Hace una veintena de años, Paul Veyne escribió un breve ensayo penetrante, titulado “¿Los griegos creían en sus mitos?” El gran historiador de la antigüedad respondía: sí y no. Sí en público, no en su fuero interno. Se celebraba solemnemente el culto de Zeus o de Atenea, pero en su interior se guardaban mucho de adherirse a estos cuentos.
La creencia en los mitos
Por eso planteo la pregunta: ¿los socialistas creen todavía en sus mitos como la lucha de clases –aún firmemente de moda en la época de Mitterrand–, el proletariado, la nacionalización de los medios de producción, y me quedo corto? Si ya no se cree en ello, que se diga, y sobre todo que se extraigan consecuencias de ello. Durante demasiado tiempo se ha creído poder ganar la partida por medio de un programa que se sabía que era falso. Para un partido que se tiene por el partido de la inteligencia, ¡qué menosprecio de la inteligencia! ¡Qué negación de la realidad! ¡Qué desprecio hacia el elector! ¿Y se quiere que éste no se aperciba de ello?
Lo más grave es que esta dimisión de la inteligencia ha producido lo que es preciso llamar una impostura moral. Tanto en sentido literal como figurado, los socialistas no residen donde militan, no llevan a sus hijos a las escuelas que defienden, la mayor parte no vive como se supone que vive. La diferencia entre el ser y el parecer se ha convertido en la principal dificultad social del partido, y el mérito de Ségolène Royal es el haber practicado lo que en otros tiempos se definía como hablar sin tapujos.
Pero en unas cuantas semanas no se rellena el vacío de decenios de mentiras. Lo que los electores han aclamado de ella ha sido el coraje, según la palabra de Bernstein, de osar parecer lo que ella era. Sin duda, su programa ha carecido de ambición y de líneas generales. ¿Pero quién, en el Partido Socialista, después de haberse adherido a la síntesis de Le Mans, síntesis en efecto de todas las mentiras, de todas las imposturas y de todas las demagogias, habría tenido el descaro de reprocharle el haber faltado a la coherencia?
¡Qué máscaras de cera la de estos elefantes! La prueba es su desbandada actual.
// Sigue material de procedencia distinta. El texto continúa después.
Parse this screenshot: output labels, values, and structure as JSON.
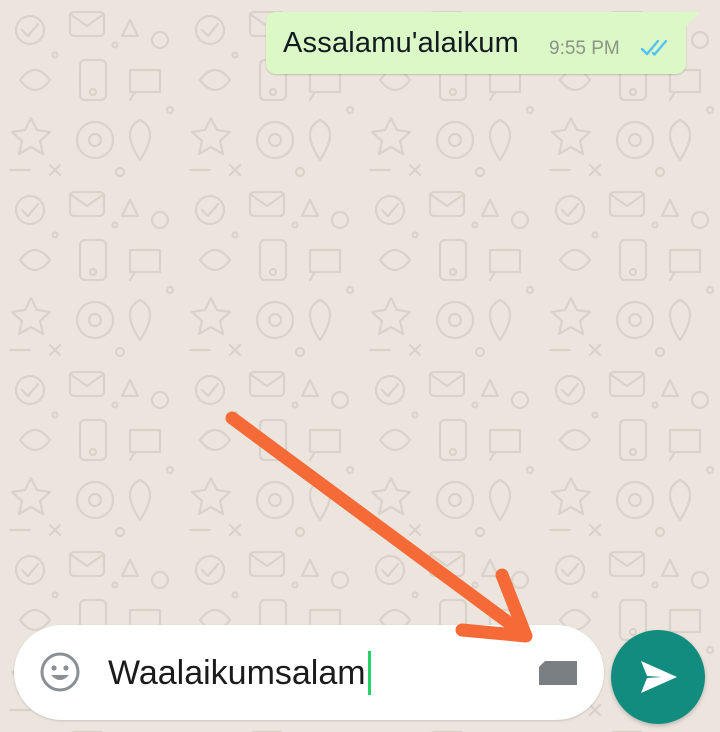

A los mismos que multiplicaban las reservas respecto de la aproximación de Ségolène con Bayrou entre las dos vueltas de la elección presidencial no les parece mal un mes después arrojarse a los brazos de Sarkozy, ¡sin paracaídas! ¡Quien declaraba hace unos días que quería consagrarse por entero a la renovación del socialismo decide bruscamente marchar a Nueva York para renovar el FMI!
Una nueva salida
No me corresponde decidir en el lugar de los socialistas sus orientaciones para el futuro. ¡Que florezcan cien flores, que las bocas se abran y que la verdad sea la de quienes no han cedido! ¡Pues el pueblo ha cumplido! Contra la televisión sarkozysta, contra la burguesía triunfante, contra los dirigentes socialistas derrotistas. Los electores siempre están en su sitio, y no se me hará creer que un partido que recoge el 47% de los votos en la segunda vuelta de la elección presidencial es un partido agónico. Nicolás Sarkozy lo sabe bien, practica la apertura a rienda suelta. ¡Pero la apertura a los elefantes, no al pueblo! A los primeros, los cargos, los sillones. A los otros, la franquicia sobre la Seguridad Social, esperando el IVA del mismo nombre. Me contentaré, pues, con algunas direcciones de investigación.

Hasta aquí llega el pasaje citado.